Over the past week or two, if you browse through major German news sources.....lot of hype over assaults/fights...at German public pools.
I'll make five observations over this:
1. Most of what you see goes to male juveniles and young men. I've yet to see a case where a gang of women got into a tussle with another gang of women.
2. As much as you make the case for this being non-German young males....if you review newspapers where the stories are laid out....I'd say about a quarter of the problem-guys lead to Germans.
3. What the pool management folks don't want to be? Bouncers or internal security. Presently, they blow the whistle and try to suggest better behavior....but if things go beyond control? They call the local police unit. These days, it'll be at least two or three patrol vehicles that show up....figure four to six cops minimum.
4. What the police are suggesting? More or less....video cameras, and active banning of people. The pool management folks don't really want this job, and if they went this way....you'd have to hire more folks (meaning the cost of operations goes up, and ticket prices would have to escalate).

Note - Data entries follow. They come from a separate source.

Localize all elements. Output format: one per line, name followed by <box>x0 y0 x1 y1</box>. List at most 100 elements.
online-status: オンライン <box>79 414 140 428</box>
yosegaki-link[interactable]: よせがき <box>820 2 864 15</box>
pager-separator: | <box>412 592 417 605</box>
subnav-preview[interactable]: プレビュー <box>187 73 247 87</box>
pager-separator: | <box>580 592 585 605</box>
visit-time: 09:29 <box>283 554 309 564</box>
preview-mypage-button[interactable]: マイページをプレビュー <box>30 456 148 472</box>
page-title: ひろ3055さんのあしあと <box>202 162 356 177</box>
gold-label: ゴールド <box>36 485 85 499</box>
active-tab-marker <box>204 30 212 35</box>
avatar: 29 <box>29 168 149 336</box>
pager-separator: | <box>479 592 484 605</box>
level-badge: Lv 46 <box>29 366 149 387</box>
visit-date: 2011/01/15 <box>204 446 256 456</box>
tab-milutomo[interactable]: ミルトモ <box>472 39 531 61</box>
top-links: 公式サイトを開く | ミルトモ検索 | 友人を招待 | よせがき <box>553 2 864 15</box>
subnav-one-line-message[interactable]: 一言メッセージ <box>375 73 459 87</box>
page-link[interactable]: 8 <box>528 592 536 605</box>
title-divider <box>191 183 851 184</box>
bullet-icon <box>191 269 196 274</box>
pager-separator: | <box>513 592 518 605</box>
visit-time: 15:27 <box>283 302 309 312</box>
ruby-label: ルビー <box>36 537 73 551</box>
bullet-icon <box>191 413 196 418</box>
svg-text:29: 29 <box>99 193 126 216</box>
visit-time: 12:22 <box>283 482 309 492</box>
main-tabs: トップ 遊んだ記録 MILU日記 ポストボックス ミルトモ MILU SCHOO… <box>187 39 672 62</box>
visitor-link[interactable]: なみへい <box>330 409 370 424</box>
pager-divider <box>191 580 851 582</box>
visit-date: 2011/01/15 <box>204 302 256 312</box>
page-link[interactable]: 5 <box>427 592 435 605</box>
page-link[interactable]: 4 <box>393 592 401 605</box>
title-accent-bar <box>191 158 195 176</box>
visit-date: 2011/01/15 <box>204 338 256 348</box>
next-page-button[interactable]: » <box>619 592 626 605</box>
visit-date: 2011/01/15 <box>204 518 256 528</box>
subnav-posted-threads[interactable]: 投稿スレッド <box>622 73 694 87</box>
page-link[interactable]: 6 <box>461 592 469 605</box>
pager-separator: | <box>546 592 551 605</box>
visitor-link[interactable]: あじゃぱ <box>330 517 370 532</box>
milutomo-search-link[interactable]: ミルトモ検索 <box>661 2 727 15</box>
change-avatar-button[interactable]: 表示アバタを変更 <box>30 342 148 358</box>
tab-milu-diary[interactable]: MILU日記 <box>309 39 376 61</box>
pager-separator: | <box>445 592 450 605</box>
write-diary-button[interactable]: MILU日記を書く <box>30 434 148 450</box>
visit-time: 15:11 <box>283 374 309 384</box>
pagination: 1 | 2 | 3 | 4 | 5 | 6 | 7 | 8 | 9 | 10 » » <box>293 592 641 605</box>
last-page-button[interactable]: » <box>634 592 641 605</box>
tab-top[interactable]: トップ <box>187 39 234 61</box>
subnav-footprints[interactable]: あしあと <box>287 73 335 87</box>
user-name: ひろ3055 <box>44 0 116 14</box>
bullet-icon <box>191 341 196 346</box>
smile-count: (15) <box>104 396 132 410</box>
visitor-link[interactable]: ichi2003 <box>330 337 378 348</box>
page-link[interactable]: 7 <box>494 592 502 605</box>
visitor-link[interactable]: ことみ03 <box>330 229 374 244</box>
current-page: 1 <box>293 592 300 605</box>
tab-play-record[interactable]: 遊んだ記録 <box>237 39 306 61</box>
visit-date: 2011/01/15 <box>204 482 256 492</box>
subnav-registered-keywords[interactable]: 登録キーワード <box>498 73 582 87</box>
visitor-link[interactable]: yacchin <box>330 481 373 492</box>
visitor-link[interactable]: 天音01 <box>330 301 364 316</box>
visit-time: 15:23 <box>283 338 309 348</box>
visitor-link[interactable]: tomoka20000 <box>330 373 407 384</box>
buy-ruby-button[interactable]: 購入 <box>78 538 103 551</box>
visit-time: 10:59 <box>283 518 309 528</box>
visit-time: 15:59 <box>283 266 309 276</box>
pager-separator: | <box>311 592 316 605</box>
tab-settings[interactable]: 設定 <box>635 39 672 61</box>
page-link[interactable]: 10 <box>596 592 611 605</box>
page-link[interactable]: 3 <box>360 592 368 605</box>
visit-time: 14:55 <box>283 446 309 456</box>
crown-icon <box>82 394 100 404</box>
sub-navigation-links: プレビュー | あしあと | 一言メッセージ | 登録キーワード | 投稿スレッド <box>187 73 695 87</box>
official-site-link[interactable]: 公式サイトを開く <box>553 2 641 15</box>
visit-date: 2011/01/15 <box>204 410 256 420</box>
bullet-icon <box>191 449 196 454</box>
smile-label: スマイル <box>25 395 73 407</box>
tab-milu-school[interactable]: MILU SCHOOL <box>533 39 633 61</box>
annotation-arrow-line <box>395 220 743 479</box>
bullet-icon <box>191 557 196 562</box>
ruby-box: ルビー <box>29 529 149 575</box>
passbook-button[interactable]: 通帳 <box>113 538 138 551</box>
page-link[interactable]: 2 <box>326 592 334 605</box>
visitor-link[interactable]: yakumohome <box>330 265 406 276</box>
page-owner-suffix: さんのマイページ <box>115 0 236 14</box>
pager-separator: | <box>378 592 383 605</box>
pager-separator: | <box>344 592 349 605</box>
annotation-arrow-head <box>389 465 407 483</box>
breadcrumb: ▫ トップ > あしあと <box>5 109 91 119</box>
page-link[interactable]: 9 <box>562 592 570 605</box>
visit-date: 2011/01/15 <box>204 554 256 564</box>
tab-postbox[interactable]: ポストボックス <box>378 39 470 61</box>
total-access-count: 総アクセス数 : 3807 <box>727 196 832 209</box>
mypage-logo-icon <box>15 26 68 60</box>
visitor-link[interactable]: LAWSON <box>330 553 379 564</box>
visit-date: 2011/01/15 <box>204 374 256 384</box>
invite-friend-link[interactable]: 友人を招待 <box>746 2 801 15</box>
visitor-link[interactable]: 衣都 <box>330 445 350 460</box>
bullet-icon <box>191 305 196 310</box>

5. Why the stupid behavior? You could see this back in 2016 where they (the pool folks) started to put up 'reminders' over proper pool management. Some of this probably led back to marginally integrated 'new' residents, but in general....you could see 'macho' behavior being a norm in German society.
Where all of this leads to? I would imagine that a 'pool-pass' eventually will be created nationally, and if you did some really stupid stuff...you wouldn't get the pool-pass. Yes, and this would involve some type of database of 'pool-crimes' and 'pool-behavior' (as stupid as it sounds).
A massive problem? That's the funny part to the story. You can go to various parts of the Pfalz....finding 95-percent of pools never have such an issue. It's mostly in highly urbanized cities. In Berlin? I would imagine if you asked pool management folks about weekends, that they dismiss or throw-out ten young guys every weekend....as a minimum.
2 comments:
I don't swim at public pools, or, public urinals as I call them. Disgusting.
I watched some news piece (maybe 2005) and the German public pool maintenance guy was talking about the urine 'count'. After that point, I lost a lot of desire to hang out at pools.
Presently though...with the brawl business going up....it would seem to me to be like a NHL hockey game, with police action and fighting in the mix. I'd pay 10 Euro to watch something like this.